<-- First of all, let me start by saying that I appreciate any responses I garner from this post. Both positive and negative responses are appreciated. I am not a special snowflake, and I can take your criticisms and want them!!! I also do not know whether to post this under student assistance or the disability forum. Feel free to move, mods!-->
I am posting here in an effort to gain some insight into some areas in which I am struggling in nursing school
. I am doing pretty well at the theory portion of nursing school, I am making As and Bs. The program that I am in rarely sees any As. All of the instructors I’ve had both in clinical and in theory state how incredibly intelligent and nice I am. However, I come with pretty big handicaps going into nursing school. I have a long list of psychiatric conditions (anxiety disorders-panic disorder, agoraphobia, GAD, specific phobia, and very severe MDD which has been hard to treat successfully) for which I have struggled since I was a small child. Recently, I was in a severe episode and had to come off the clinical portion for awhile due problems stabilizing my mood disorder. I also have a working memory deficit, dyscalculia, and issues with visual-spatial processing. I can do theory half-baked and in an episode, but I cannot perform at clinical like that.

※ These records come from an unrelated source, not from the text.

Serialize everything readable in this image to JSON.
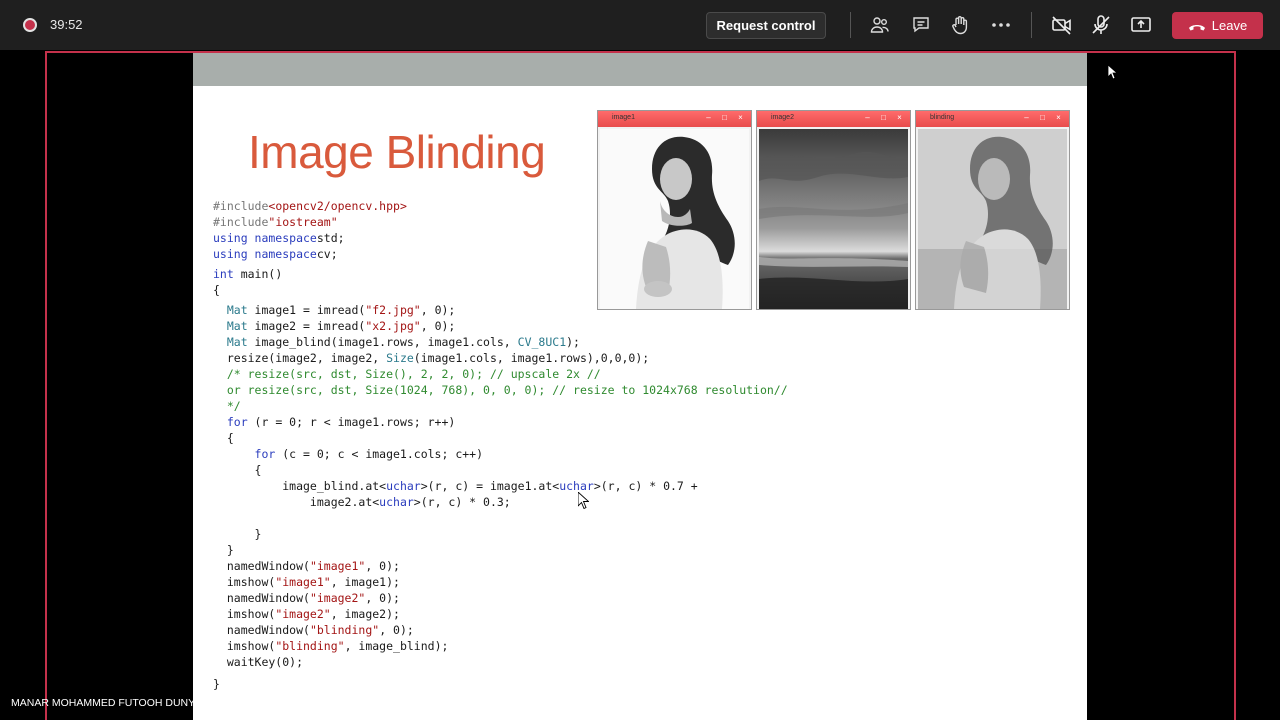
{
  "meeting": {
    "recording_time": "39:52",
    "request_control_label": "Request control",
    "leave_label": "Leave",
    "presenter_name": "MANAR MOHAMMED FUTOOH DUNYA",
    "accent_color": "#c4314b"
  },
  "toolbar_icons": [
    "people-icon",
    "chat-icon",
    "raise-hand-icon",
    "more-icon",
    "camera-off-icon",
    "mic-off-icon",
    "share-tray-icon"
  ],
  "slide": {
    "title": "Image Blinding",
    "windows": [
      {
        "title": "image1"
      },
      {
        "title": "image2"
      },
      {
        "title": "blinding"
      }
    ],
    "code": [
      [
        [
          "pp",
          "#include"
        ],
        [
          "st",
          "<opencv2/opencv.hpp>"
        ]
      ],
      [
        [
          "pp",
          "#include"
        ],
        [
          "st",
          "\"iostream\""
        ]
      ],
      [
        [
          "kw",
          "using namespace"
        ],
        [
          "",
          "std;"
        ]
      ],
      [
        [
          "kw",
          "using namespace"
        ],
        [
          "",
          "cv;"
        ]
      ],
      [
        [
          "kw",
          "int"
        ],
        [
          "",
          " main()"
        ]
      ],
      [
        [
          "",
          "{"
        ]
      ],
      [
        [
          "ty",
          "  Mat"
        ],
        [
          "",
          " image1 = imread("
        ],
        [
          "st",
          "\"f2.jpg\""
        ],
        [
          "",
          ", 0);"
        ]
      ],
      [
        [
          "ty",
          "  Mat"
        ],
        [
          "",
          " image2 = imread("
        ],
        [
          "st",
          "\"x2.jpg\""
        ],
        [
          "",
          ", 0);"
        ]
      ],
      [
        [
          "ty",
          "  Mat"
        ],
        [
          "",
          " image_blind(image1.rows, image1.cols, "
        ],
        [
          "ty",
          "CV_8UC1"
        ],
        [
          "",
          ");"
        ]
      ],
      [
        [
          "",
          "  resize(image2, image2, "
        ],
        [
          "ty",
          "Size"
        ],
        [
          "",
          "(image1.cols, image1.rows),0,0,0);"
        ]
      ],
      [
        [
          "cm",
          "  /* resize(src, dst, Size(), 2, 2, 0); // upscale 2x //"
        ]
      ],
      [
        [
          "cm",
          "  or resize(src, dst, Size(1024, 768), 0, 0, 0); // resize to 1024x768 resolution//"
        ]
      ],
      [
        [
          "cm",
          "  */"
        ]
      ],
      [
        [
          "kw",
          "  for"
        ],
        [
          "",
          " (r = 0; r < image1.rows; r++)"
        ]
      ],
      [
        [
          "",
          "  {"
        ]
      ],
      [
        [
          "kw",
          "      for"
        ],
        [
          "",
          " (c = 0; c < image1.cols; c++)"
        ]
      ],
      [
        [
          "",
          "      {"
        ]
      ],
      [
        [
          "",
          "          image_blind.at<"
        ],
        [
          "kw",
          "uchar"
        ],
        [
          "",
          ">(r, c) = image1.at<"
        ],
        [
          "kw",
          "uchar"
        ],
        [
          "",
          ">(r, c) * 0.7 +"
        ]
      ],
      [
        [
          "",
          "              image2.at<"
        ],
        [
          "kw",
          "uchar"
        ],
        [
          "",
          ">(r, c) * 0.3;"
        ]
      ],
      [
        [
          "",
          ""
        ]
      ],
      [
        [
          "",
          "      }"
        ]
      ],
      [
        [
          "",
          "  }"
        ]
      ],
      [
        [
          "",
          "  namedWindow("
        ],
        [
          "st",
          "\"image1\""
        ],
        [
          "",
          ", 0);"
        ]
      ],
      [
        [
          "",
          "  imshow("
        ],
        [
          "st",
          "\"image1\""
        ],
        [
          "",
          ", image1);"
        ]
      ],
      [
        [
          "",
          "  namedWindow("
        ],
        [
          "st",
          "\"image2\""
        ],
        [
          "",
          ", 0);"
        ]
      ],
      [
        [
          "",
          "  imshow("
        ],
        [
          "st",
          "\"image2\""
        ],
        [
          "",
          ", image2);"
        ]
      ],
      [
        [
          "",
          "  namedWindow("
        ],
        [
          "st",
          "\"blinding\""
        ],
        [
          "",
          ", 0);"
        ]
      ],
      [
        [
          "",
          "  imshow("
        ],
        [
          "st",
          "\"blinding\""
        ],
        [
          "",
          ", image_blind);"
        ]
      ],
      [
        [
          "",
          "  waitKey(0);"
        ]
      ],
      [
        [
          "",
          ""
        ]
      ],
      [
        [
          "",
          "}"
        ]
      ]
    ]
  }
}
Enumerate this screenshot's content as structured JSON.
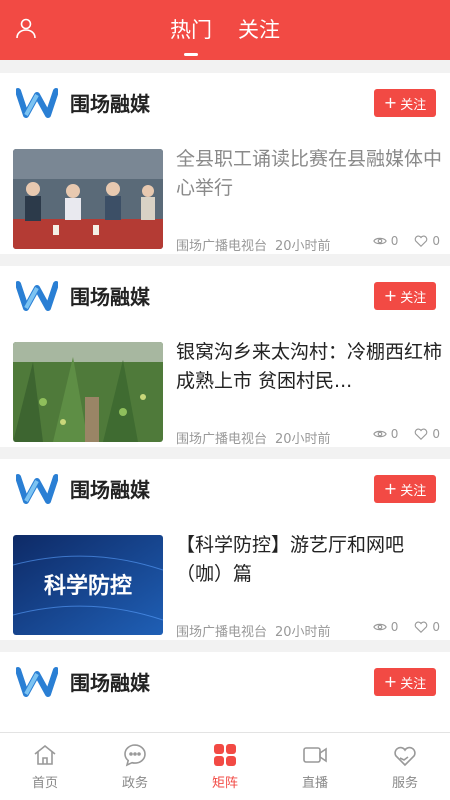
{
  "header": {
    "tabs": [
      {
        "label": "热门",
        "active": true
      },
      {
        "label": "关注",
        "active": false
      }
    ],
    "user_icon": "user-icon"
  },
  "feed": {
    "cards": [
      {
        "source": "围场融媒",
        "follow_label": "关注",
        "title": "全县职工诵读比赛在县融媒体中心举行",
        "title_read": true,
        "publisher": "围场广播电视台",
        "time": "20小时前",
        "views": "0",
        "likes": "0"
      },
      {
        "source": "围场融媒",
        "follow_label": "关注",
        "title": "银窝沟乡来太沟村：冷棚西红柿成熟上市 贫困村民...",
        "title_read": false,
        "publisher": "围场广播电视台",
        "time": "20小时前",
        "views": "0",
        "likes": "0"
      },
      {
        "source": "围场融媒",
        "follow_label": "关注",
        "title": "【科学防控】游艺厅和网吧（咖）篇",
        "title_read": false,
        "thumb_text": "科学防控",
        "publisher": "围场广播电视台",
        "time": "20小时前",
        "views": "0",
        "likes": "0"
      },
      {
        "source": "围场融媒",
        "follow_label": "关注"
      }
    ]
  },
  "bottom_nav": [
    {
      "label": "首页",
      "icon": "home-icon",
      "active": false
    },
    {
      "label": "政务",
      "icon": "chat-bubble-icon",
      "active": false
    },
    {
      "label": "矩阵",
      "icon": "grid-icon",
      "active": true
    },
    {
      "label": "直播",
      "icon": "video-camera-icon",
      "active": false
    },
    {
      "label": "服务",
      "icon": "heart-hand-icon",
      "active": false
    }
  ],
  "colors": {
    "accent": "#f24a44",
    "logo_blue": "#2a7fd4"
  }
}
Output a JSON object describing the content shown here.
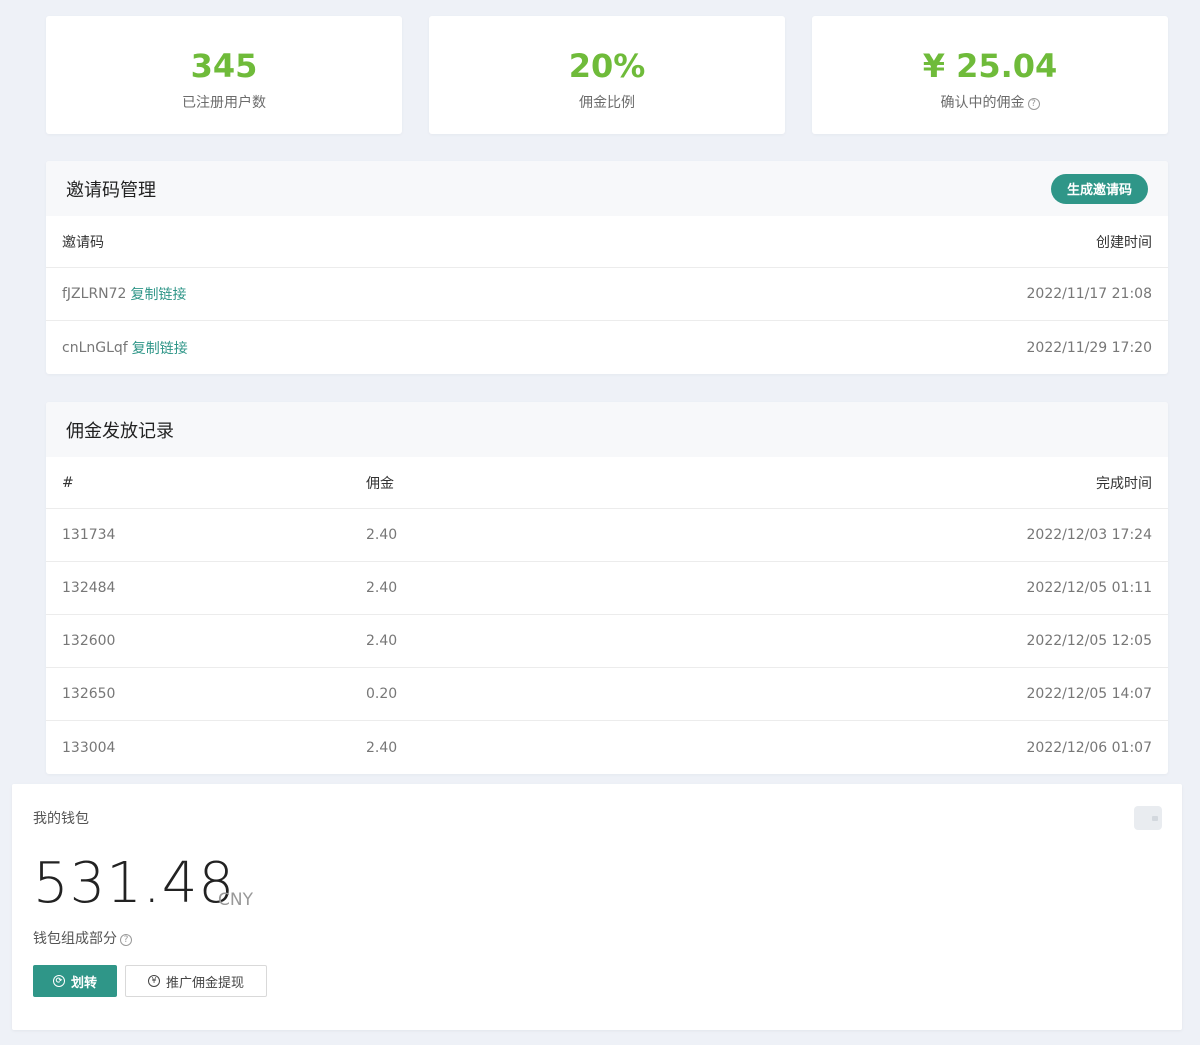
{
  "stats": [
    {
      "value": "345",
      "label": "已注册用户数"
    },
    {
      "value": "20%",
      "label": "佣金比例"
    },
    {
      "value": "¥ 25.04",
      "label": "确认中的佣金"
    }
  ],
  "invite": {
    "title": "邀请码管理",
    "generate_button": "生成邀请码",
    "columns": [
      "邀请码",
      "创建时间"
    ],
    "copy_label": "复制链接",
    "rows": [
      {
        "code": "fJZLRN72",
        "created": "2022/11/17 21:08"
      },
      {
        "code": "cnLnGLqf",
        "created": "2022/11/29 17:20"
      }
    ]
  },
  "commission": {
    "title": "佣金发放记录",
    "columns": [
      "#",
      "佣金",
      "完成时间"
    ],
    "rows": [
      {
        "id": "131734",
        "amount": "2.40",
        "time": "2022/12/03 17:24"
      },
      {
        "id": "132484",
        "amount": "2.40",
        "time": "2022/12/05 01:11"
      },
      {
        "id": "132600",
        "amount": "2.40",
        "time": "2022/12/05 12:05"
      },
      {
        "id": "132650",
        "amount": "0.20",
        "time": "2022/12/05 14:07"
      },
      {
        "id": "133004",
        "amount": "2.40",
        "time": "2022/12/06 01:07"
      }
    ]
  },
  "wallet": {
    "label": "我的钱包",
    "balance": "531.48",
    "currency": "CNY",
    "composition_label": "钱包组成部分",
    "transfer_button": "划转",
    "withdraw_button": "推广佣金提现"
  },
  "colors": {
    "accent": "#2f9688",
    "stat_value": "#6fbb3a",
    "background": "#eef1f7"
  },
  "icons": [
    "help-icon",
    "wallet-icon",
    "transfer-icon",
    "withdraw-icon"
  ]
}
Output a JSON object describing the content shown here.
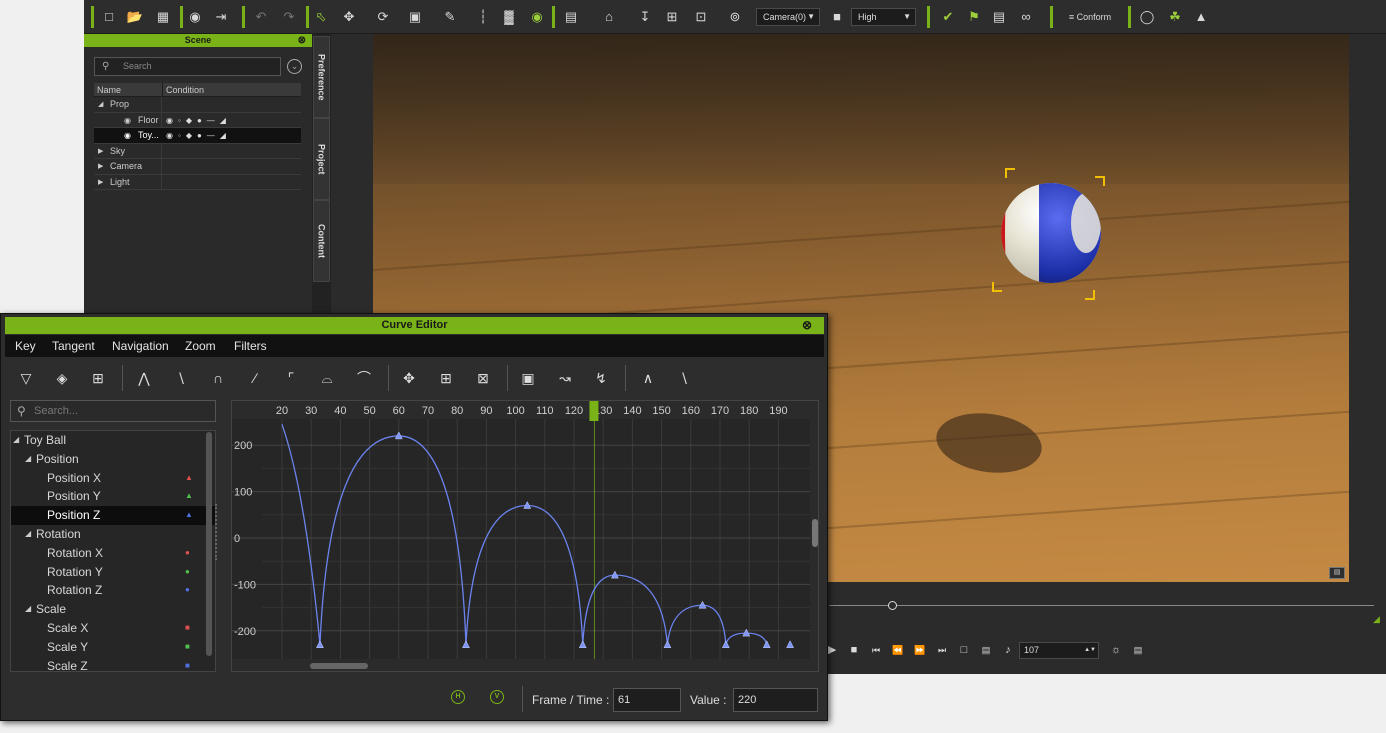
{
  "toolbar": {
    "camera_select": "Camera(0)",
    "quality_select": "High",
    "conform_label": "Conform"
  },
  "scene_panel": {
    "title": "Scene",
    "search_placeholder": "Search",
    "columns": [
      "Name",
      "Condition"
    ],
    "rows": [
      {
        "label": "Prop",
        "expanded": true,
        "level": 0
      },
      {
        "label": "Floor",
        "level": 1
      },
      {
        "label": "Toy...",
        "level": 1,
        "selected": true
      },
      {
        "label": "Sky",
        "level": 0
      },
      {
        "label": "Camera",
        "level": 0
      },
      {
        "label": "Light",
        "level": 0
      }
    ],
    "side_tabs": [
      "Preference",
      "Project",
      "Content"
    ]
  },
  "playback": {
    "frame_value": "107"
  },
  "curve_editor": {
    "title": "Curve Editor",
    "menu": [
      "Key",
      "Tangent",
      "Navigation",
      "Zoom",
      "Filters"
    ],
    "search_placeholder": "Search...",
    "tree": [
      {
        "label": "Toy Ball",
        "level": 0
      },
      {
        "label": "Position",
        "level": 1
      },
      {
        "label": "Position X",
        "level": 2,
        "marker": "triangle",
        "color": "#e05050"
      },
      {
        "label": "Position Y",
        "level": 2,
        "marker": "triangle",
        "color": "#50c050"
      },
      {
        "label": "Position Z",
        "level": 2,
        "marker": "triangle",
        "color": "#5070e0",
        "selected": true
      },
      {
        "label": "Rotation",
        "level": 1
      },
      {
        "label": "Rotation X",
        "level": 2,
        "marker": "circle",
        "color": "#e05050"
      },
      {
        "label": "Rotation Y",
        "level": 2,
        "marker": "circle",
        "color": "#50c050"
      },
      {
        "label": "Rotation Z",
        "level": 2,
        "marker": "circle",
        "color": "#5070e0"
      },
      {
        "label": "Scale",
        "level": 1
      },
      {
        "label": "Scale X",
        "level": 2,
        "marker": "square",
        "color": "#e05050"
      },
      {
        "label": "Scale Y",
        "level": 2,
        "marker": "square",
        "color": "#50c050"
      },
      {
        "label": "Scale Z",
        "level": 2,
        "marker": "square",
        "color": "#5070e0"
      }
    ],
    "x_ticks": [
      "20",
      "30",
      "40",
      "50",
      "60",
      "70",
      "80",
      "90",
      "100",
      "110",
      "120",
      "130",
      "140",
      "150",
      "160",
      "170",
      "180",
      "190"
    ],
    "y_ticks": [
      "200",
      "100",
      "0",
      "-100",
      "-200"
    ],
    "current_frame": 127,
    "frame_time_label": "Frame / Time :",
    "frame_time_value": "61",
    "value_label": "Value :",
    "value_value": "220",
    "curve_keys": [
      {
        "frame": 33,
        "value": -230
      },
      {
        "frame": 60,
        "value": 220
      },
      {
        "frame": 83,
        "value": -230
      },
      {
        "frame": 104,
        "value": 70
      },
      {
        "frame": 123,
        "value": -230
      },
      {
        "frame": 134,
        "value": -80
      },
      {
        "frame": 152,
        "value": -230
      },
      {
        "frame": 164,
        "value": -145
      },
      {
        "frame": 172,
        "value": -230
      },
      {
        "frame": 179,
        "value": -205
      },
      {
        "frame": 186,
        "value": -230
      },
      {
        "frame": 194,
        "value": -230
      }
    ]
  }
}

Clinical is where I am struggling the most. Basic care tasks I have more difficulty with than others. It’s a mix between anxiety and having little concept of where my body parts are in space. It greatly diminishes my dexterity. It’s like having a third arm constantly slapping your real arms and getting in the way all the time. Even screwing on Curos caps can be difficult for me. Not to mention I get EPS from my medications. I also take longer than others to chart. I am very detail oriented because I fear forgetting or writing the wrong thing down. I check everything 3 times and it’s not just meds. This is my norm because I know if I don’t I could make a grievous error. I also have issues preforming procedures in sequence, especially if I am in a depressive episode. It just makes me do things completely backwards. Unfortunately, all of the above makes my time management ability totally awful. I could not survive working on a med-surg floor. I have even attempted to get a tech job (unsuccessfully) to try and get some of the basic task skills faster to help the situation. I fear actually going further into the program because I know I will not pass any further clinical rotations. They will expect more from me and I cannot deliver. I feel like I have exhausted all of my options.
What I am wanting to know is what would be some suggestions to overcome some of these problems? If you were a CI, what would you suggest if a student came to you with these issues besides just give me your badge and quit? I feel like quitting is a bad mistake because I’ve already invested so much time, sweat, and energy into this.
My original goal was to become a psychiatric nurse. I feel like I would be best in that area because of my personality and limitations. And no, it’s not because I have a mental illnesses and I want to save the patients (holy poor boundaries, batman). I feel like my MIs are more of a hindrance than an asset other than I’m more empathetic towards their plight. It also gives me more immediate knowledge of psychiatric care and medications. To grapefruit, or not to grapefruit, that is the question!
Jan 6, '17
I've read this post several times, trying to think of a response. There's so much content here that it's difficult to help you formulate a plan of action; however, your honesty and willingness to listen to both positive and negative feedback is much appreciated.
I'll admit, you do have a rough row to hoe. You are dealing with both depression and anxiety that have been hard to treat. Other than medication, therapy and a healthy lifestyle, I'm not sure there's much that can be done to get you over the hump as far as clinicals go. One cannot be a nurse without a foundation of skills that can only be obtained during the clinical experience. Perhaps nursing is not the best choice for you at this time in your life; that doesn't mean you can never
be a nurse, just that you are having severe difficulties now and you may wish to try again later.
Hopefully someone else with a little more knowledge about how to overcome your situation will come along and respond. For what it's worth, I understand a little about mental health problems because I have bipolar 1 and anxiety disorders. How I got through nursing school
and my early years in nursing, I don't know because I went undiagnosed and untreated until about five years ago. Even after I got help, I was so unstable that BP ended up destroying my career, and I haven't worked in almost three years now. I'm on disability for that reason, and I honestly don't see how I'll ever be able to return to nursing. There are simply too much anxiety-inducing stimuli for me to handle.
Accepting this has been hard---I'm a stand-up gal who doesn't like to admit there are things I can't do. Being a working nurse is one of them.
I wish you the very best in your decision-making process, regardless of what you choose. Please keep us posted as to how you're doing.